Goldstein, the executive assistant director for cybersecurity at CISA, argued that delivering broad gains in computer security requires a “philosophical shift” that puts a smaller burden on school districts, water utilities, and small businesses to maintain secure systems, and asks more of the large companies to provide secure software and hardware.

“If you’re a school district, a water utility, a small business, you’re fundamentally not going to repeatedly succeed over time against the malicious actors that we are trying to manage every day,” Goldstein said.


Indeed, just within this past week, a Pennsylvania water facility was forced to go into manual operations after Iranian-linked hackers broke into their networks, a Texas water facility was hacked by a ransomware gang, and dozens of hospitals in several states were impacted by a ransomware attack that forced ambulances to be diverted.

Goldstein said that CISA is calling on technology providers to “take accountability” for the security of their customers by doing things like enabling default security controls such as multi-factor authentication, making security logs available, using secure development practices and embracing memory safe languages such as Rust.

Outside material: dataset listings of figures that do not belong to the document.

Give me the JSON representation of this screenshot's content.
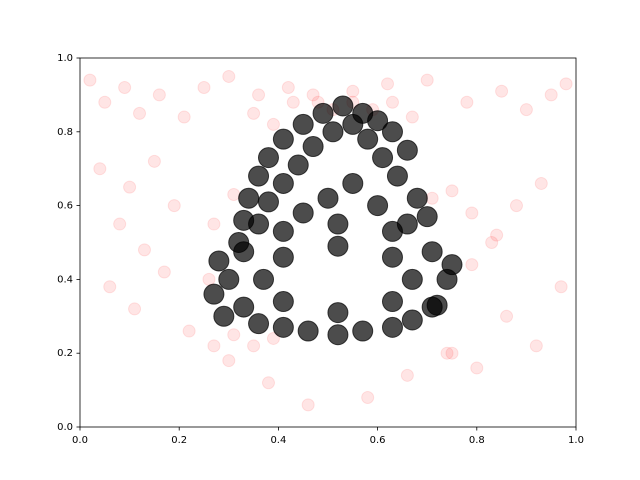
{
  "chart_data": {
    "type": "scatter",
    "xlim": [
      0,
      1
    ],
    "ylim": [
      0,
      1
    ],
    "xticks": [
      {
        "value": 0,
        "label": "0.0"
      },
      0.2,
      0.4,
      0.6,
      0.8,
      {
        "value": 1,
        "label": "1.0"
      }
    ],
    "yticks": [
      {
        "value": 0,
        "label": "0.0"
      },
      0.2,
      0.4,
      0.6,
      0.8,
      {
        "value": 1,
        "label": "1.0"
      }
    ],
    "series": [
      {
        "color": "#ff0000",
        "opacity": 0.1,
        "x": [
          0.02,
          0.05,
          0.09,
          0.12,
          0.16,
          0.21,
          0.25,
          0.3,
          0.36,
          0.42,
          0.48,
          0.55,
          0.62,
          0.7,
          0.78,
          0.85,
          0.9,
          0.95,
          0.98,
          0.04,
          0.1,
          0.15,
          0.08,
          0.13,
          0.19,
          0.06,
          0.11,
          0.17,
          0.22,
          0.3,
          0.38,
          0.46,
          0.58,
          0.66,
          0.74,
          0.8,
          0.86,
          0.92,
          0.97,
          0.84,
          0.88,
          0.93,
          0.27,
          0.27,
          0.31,
          0.31,
          0.35,
          0.35,
          0.39,
          0.39,
          0.43,
          0.47,
          0.51,
          0.55,
          0.59,
          0.63,
          0.67,
          0.71,
          0.75,
          0.79,
          0.26,
          0.75,
          0.79,
          0.83
        ],
        "values": [
          0.94,
          0.88,
          0.92,
          0.85,
          0.9,
          0.84,
          0.92,
          0.95,
          0.9,
          0.92,
          0.88,
          0.91,
          0.93,
          0.94,
          0.88,
          0.91,
          0.86,
          0.9,
          0.93,
          0.7,
          0.65,
          0.72,
          0.55,
          0.48,
          0.6,
          0.38,
          0.32,
          0.42,
          0.26,
          0.18,
          0.12,
          0.06,
          0.08,
          0.14,
          0.2,
          0.16,
          0.3,
          0.22,
          0.38,
          0.52,
          0.6,
          0.66,
          0.55,
          0.22,
          0.63,
          0.25,
          0.85,
          0.22,
          0.82,
          0.24,
          0.88,
          0.9,
          0.86,
          0.88,
          0.86,
          0.88,
          0.84,
          0.62,
          0.64,
          0.58,
          0.4,
          0.2,
          0.44,
          0.5
        ]
      },
      {
        "color": "#000000",
        "opacity": 0.7,
        "x": [
          0.74,
          0.71,
          0.63,
          0.52,
          0.41,
          0.33,
          0.3,
          0.33,
          0.41,
          0.52,
          0.63,
          0.71,
          0.67,
          0.63,
          0.52,
          0.41,
          0.37,
          0.41,
          0.52,
          0.63,
          0.32,
          0.33,
          0.34,
          0.36,
          0.38,
          0.41,
          0.45,
          0.49,
          0.53,
          0.57,
          0.6,
          0.63,
          0.66,
          0.36,
          0.38,
          0.41,
          0.44,
          0.47,
          0.51,
          0.55,
          0.58,
          0.61,
          0.64,
          0.68,
          0.45,
          0.5,
          0.55,
          0.6,
          0.66,
          0.7,
          0.28,
          0.27,
          0.29,
          0.36,
          0.46,
          0.57,
          0.67,
          0.72,
          0.75
        ],
        "values": [
          0.4,
          0.475,
          0.53,
          0.55,
          0.53,
          0.475,
          0.4,
          0.325,
          0.27,
          0.25,
          0.27,
          0.325,
          0.4,
          0.46,
          0.49,
          0.46,
          0.4,
          0.34,
          0.31,
          0.34,
          0.5,
          0.56,
          0.62,
          0.68,
          0.73,
          0.78,
          0.82,
          0.85,
          0.87,
          0.85,
          0.83,
          0.8,
          0.75,
          0.55,
          0.61,
          0.66,
          0.71,
          0.76,
          0.8,
          0.82,
          0.78,
          0.73,
          0.68,
          0.62,
          0.58,
          0.62,
          0.66,
          0.6,
          0.55,
          0.57,
          0.45,
          0.36,
          0.3,
          0.28,
          0.26,
          0.26,
          0.29,
          0.33,
          0.44
        ]
      }
    ]
  }
}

“What we’re seeing today, we believe, is systematic cost transference from technology providers who make decisions to design products a certain way to customers, who then have to bear the burden to patch, to mitigate, to respond,” Goldstein said. “It doesn’t make sense to us, at least as applied to smaller organizations that really can’t bear that burden.”

Goldstein also expressed hope that artificial intelligence can help speed up efforts to find and fix vulnerabilities in legacy code, discover tactics, techniques and procedures used by malicious hackers, and to assist in writing secure code.

CISA is currently assessing AI risks for the sectors it oversees in conjunction with sector risk management agencies and industry as directed by a recent executive order. On Sunday, the U.S. and U.K. released voluntary guidelines for how to securely develop and deploy AI systems.